Search Engine Indexing: A Case Study with Google, Bing, and Yandex
In this article I want to share my experience of using search engine consoles, continuing an idea from a recent Telegram post. Maybe this could reduce frustration for someone, reassuring them that they’re not alone - or even save them some time.
During the ~3 months since my domain has been live I’m with Google search console and bit less with Bing and Yandex webmaster-tools.
Search engine relations
Initially, it’s useful to understand that there aren’t many truly independent players in this market. Here is what I know about it, based on public info:
- Google has own index and reselling it to:
- Bing has own index and reselling it to:
- Yandex has own index and I didn’t find info about reselling it
- Baidu has own index and I didn’t find info about reselling it
- Newer AI-powered search engines have not publicly shared their indexing information
What does this mean in practice? If your page gets incorrectly cached by Bing, fixing it can be difficult-especially since other search engines rely on Bing’s index.
Issue example
- Outdated DuckDuckGo result
https://duckduckgo.com/?q=bogomolov+Software+engineer+Consultant:
- Current Google result
https://www.google.com/search?q=bogomolov+software+engineer+consultant:
That was changed about month ago and still inconsistent.
Common parts
Even if you haven’t verified ownership of your site/domain, search engines will still scrape your index page. Yep, based on my experience, only index, they will not do DFS. And probably will never returns to re-check was there updates or not. Letting you know.
To try to fix it you need to go to:
- Google search console
- Bing webmasters
- Yandex webmaster
- Omitting Baidu and AI-powered search engines this time
And prove your site ownership, they provided different options, I chose domain records for all of them.
example
$ dig bogomolov.work TXT
...
;; ANSWER SECTION:
...
bogomolov.work. 300 IN TXT "yandex-verification: 7417053df139a332"
The next step is to provide a sitemap.xml and (optionally) set up robots.txt; others are specific.
However, these processes are not without their issues.
Sitemap.xml provides full list of pages with dates when it was updated, my one is properly autogenerates and validated by:
- Removing and then re-adding the sitemap helps to verify the number of indexed pages
- Yandex provides validator
- Other search engines
But in my experience it’s never works, sometimes submitting new url directly thru UI helps, after several attempts and time.
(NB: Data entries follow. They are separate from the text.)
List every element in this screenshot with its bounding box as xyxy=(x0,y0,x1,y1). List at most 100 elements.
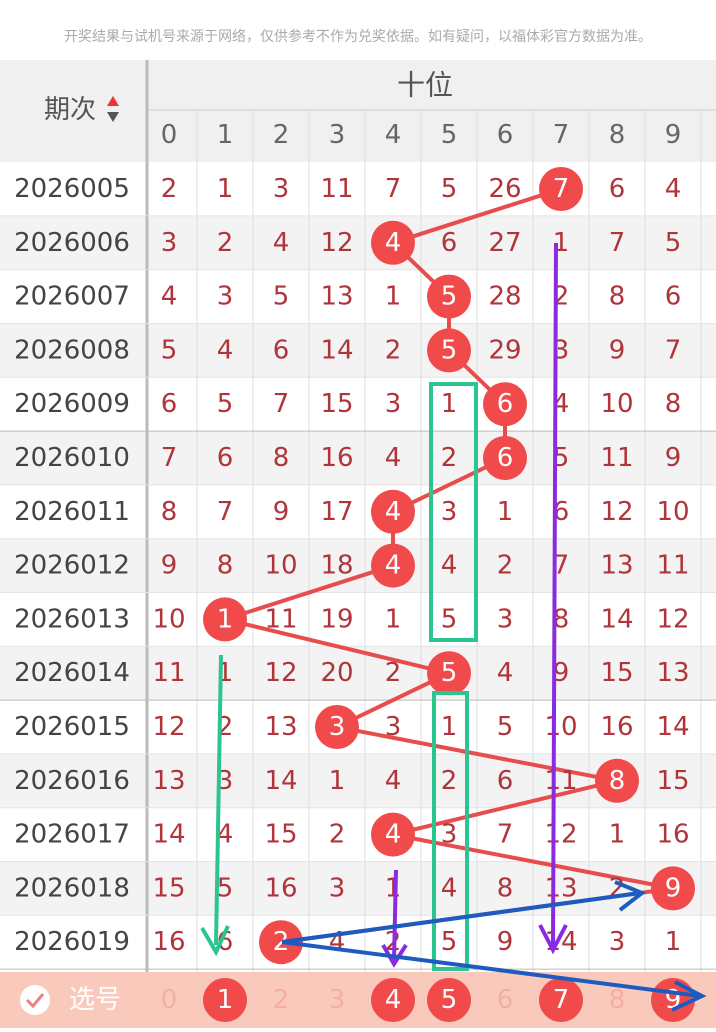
miss-count: 5 xyxy=(665,228,682,258)
miss-count: 1 xyxy=(385,282,402,312)
miss-count: 9 xyxy=(161,551,178,581)
miss-count: 6 xyxy=(273,335,290,365)
check-icon[interactable] xyxy=(20,985,50,1015)
selected-ball[interactable] xyxy=(539,978,583,1022)
selected-digit[interactable]: 1 xyxy=(217,985,234,1015)
arrow-head xyxy=(538,924,568,955)
selected-digit[interactable]: 5 xyxy=(441,985,458,1015)
miss-count: 7 xyxy=(217,497,234,527)
miss-count: 7 xyxy=(665,335,682,365)
miss-count: 5 xyxy=(161,335,178,365)
sort-up[interactable] xyxy=(107,96,119,106)
miss-count: 3 xyxy=(441,820,458,850)
hit-ball xyxy=(539,167,583,211)
issue: 2026019 xyxy=(14,927,130,957)
hit-number: 6 xyxy=(497,443,514,473)
miss-count: 12 xyxy=(656,604,689,634)
row-bg xyxy=(0,807,716,862)
selected-digit[interactable]: 7 xyxy=(553,985,570,1015)
hit-ball xyxy=(483,382,527,427)
miss-count: 8 xyxy=(217,551,234,581)
digit-option[interactable]: 2 xyxy=(273,985,290,1015)
miss-count: 2 xyxy=(441,766,458,796)
miss-count: 13 xyxy=(600,551,633,581)
group-header: 十位 xyxy=(397,69,453,102)
miss-count: 19 xyxy=(320,604,353,634)
miss-count: 5 xyxy=(497,712,514,742)
row-bg xyxy=(0,215,716,270)
hit-number: 3 xyxy=(329,712,346,742)
miss-count: 9 xyxy=(273,497,290,527)
miss-count: 5 xyxy=(441,174,458,204)
miss-count: 13 xyxy=(264,712,297,742)
miss-count: 14 xyxy=(152,820,185,850)
miss-count: 3 xyxy=(273,174,290,204)
miss-count: 12 xyxy=(544,820,577,850)
hit-number: 1 xyxy=(217,604,234,634)
miss-count: 13 xyxy=(544,873,577,903)
miss-count: 10 xyxy=(544,712,577,742)
miss-count: 3 xyxy=(217,282,234,312)
arrow-head xyxy=(200,925,230,957)
digit-option[interactable]: 3 xyxy=(329,985,346,1015)
arrow xyxy=(214,654,223,946)
issue: 2026007 xyxy=(14,282,130,312)
hit-ball xyxy=(371,543,415,588)
sort-down[interactable] xyxy=(107,112,119,122)
miss-count: 15 xyxy=(656,766,689,796)
miss-count: 15 xyxy=(320,389,353,419)
miss-count: 5 xyxy=(441,604,458,634)
hit-ball xyxy=(595,758,639,803)
hit-number: 7 xyxy=(553,174,570,204)
row-bg xyxy=(0,323,716,378)
hit-number: 4 xyxy=(385,820,402,850)
miss-count: 1 xyxy=(329,766,346,796)
miss-count: 3 xyxy=(329,873,346,903)
hit-ball xyxy=(371,220,415,265)
notice-bar xyxy=(0,0,716,60)
issue: 2026016 xyxy=(14,766,130,796)
selected-ball[interactable] xyxy=(651,978,695,1022)
miss-count: 9 xyxy=(665,443,682,473)
miss-count: 7 xyxy=(273,389,290,419)
box xyxy=(432,691,469,971)
selected-ball[interactable] xyxy=(371,978,415,1022)
row-bg xyxy=(0,538,716,593)
miss-count: 6 xyxy=(217,927,234,957)
miss-count: 3 xyxy=(609,927,626,957)
miss-count: 13 xyxy=(320,282,353,312)
miss-count: 2 xyxy=(385,658,402,688)
hit-ball xyxy=(427,328,471,373)
miss-count: 7 xyxy=(161,443,178,473)
hit-ball xyxy=(483,436,527,480)
miss-count: 12 xyxy=(152,712,185,742)
digit-header: 0 xyxy=(161,120,178,150)
hit-ball xyxy=(371,812,415,857)
miss-count: 1 xyxy=(217,174,234,204)
issue: 2026014 xyxy=(14,658,130,688)
arrow-head xyxy=(381,943,408,968)
miss-count: 8 xyxy=(497,873,514,903)
row-bg xyxy=(0,861,716,916)
miss-count: 4 xyxy=(161,282,178,312)
miss-count: 4 xyxy=(497,658,514,688)
miss-count: 2 xyxy=(217,228,234,258)
miss-count: 16 xyxy=(656,820,689,850)
miss-count: 1 xyxy=(385,873,402,903)
selected-ball[interactable] xyxy=(427,978,471,1022)
digit-option[interactable]: 6 xyxy=(497,985,514,1015)
digit-option[interactable]: 8 xyxy=(609,985,626,1015)
digit-option[interactable]: 0 xyxy=(161,985,178,1015)
miss-count: 2 xyxy=(329,820,346,850)
miss-count: 7 xyxy=(497,820,514,850)
annotations xyxy=(200,242,707,1012)
miss-count: 11 xyxy=(320,174,353,204)
selected-ball[interactable] xyxy=(203,978,247,1022)
row-bg xyxy=(0,592,716,647)
selected-digit[interactable]: 4 xyxy=(385,985,402,1015)
miss-count: 6 xyxy=(665,282,682,312)
miss-count: 5 xyxy=(441,927,458,957)
hit-ball xyxy=(203,597,247,642)
miss-count: 4 xyxy=(385,443,402,473)
miss-count: 17 xyxy=(320,497,353,527)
For example last one from 2025-03-12, it was submitted manually
and thru sitemap.xml



Other issue is it constantly adds nonexistent and undeclared page with redirect, which is hilightted as not indexed.
And once more - they crawler crashed on my page which caused it to be dropped from the index. Strange, case neither Bing nor Yandex have such issue. Validation took three days, what would be if it was my main selling landing?
Unlike other search engines, Google does not provide specific suggestion.
Bing
Most dunno indexer, I would even tell that it just broken.
Let’s disregard its suggestions about to short page titles and descriptions
some details for those who interested
For example it rejected to index /blog-page, because it dislike title “The Archive”, to short, thats why I needs to implement workaround and appending descriptions part if title too short. In addition to title and index, it shames me for multipleh1
on single
page and I fixed it (but okay-okay, here it was right).
because it just completely ignores any actions from webmaster. Initially, likely upon domain registration, it indexes the site. However, it later detects a duplicate sitemap from the CNAME’d www subdomain.
And all what it knows (yep, just /, outdated /):
…It has limits to add pages manually, 10 per day. Few times I exausted that limit, it takes few days, showing me “Not enough data”, in almost all pages in console, after that time see previous about outdated /.
Yandex
Let me introduce to you simple metric to compare engines - how much pages are available in index:
Query | Bing | Yandex | |
---|---|---|---|
Software engineer & Consultant site:bogomolov.work | ✅ | ❌ | ✅ |
The Archive site:bogomolov.work | ❌ | ❌ | ❌ |
Python3 Dockerfile with uv site:bogomolov.work | ✅ | ❌ | ❌ |
DI Container vs. Service Template (generator) site:bogomolov.work | ✅ | ❌ | ❌ |
(Almost) Free Google Drive Backup site:bogomolov.work | ❌ | ❌ | ❌ |
Google Drive Backup Part 2 site:bogomolov.work | ✅ | ❌ | ❌ |
Will AI Replace Developers? site:bogomolov.work | ❌ | ❌ | ❌ |
Total | 4 | 0 | 1 |
In addition to that table Yandex has one more excuse, it sees both of:
but intentionally excludes them from search due to their Low-value or low-demand page classification.
This one and more unexplained and unaddressed problems still await you.
Conclusion
If even basic indexing is this unreliable, how can we trust search engines for business growth? AI-powered alternatives may soon change the game, making traditional SEO less relevant. It’s going to be too risky to rely on search results and position on it. So, long story short, I don’t see any reason to spend more time to SEO, better focus on another organic traffic source.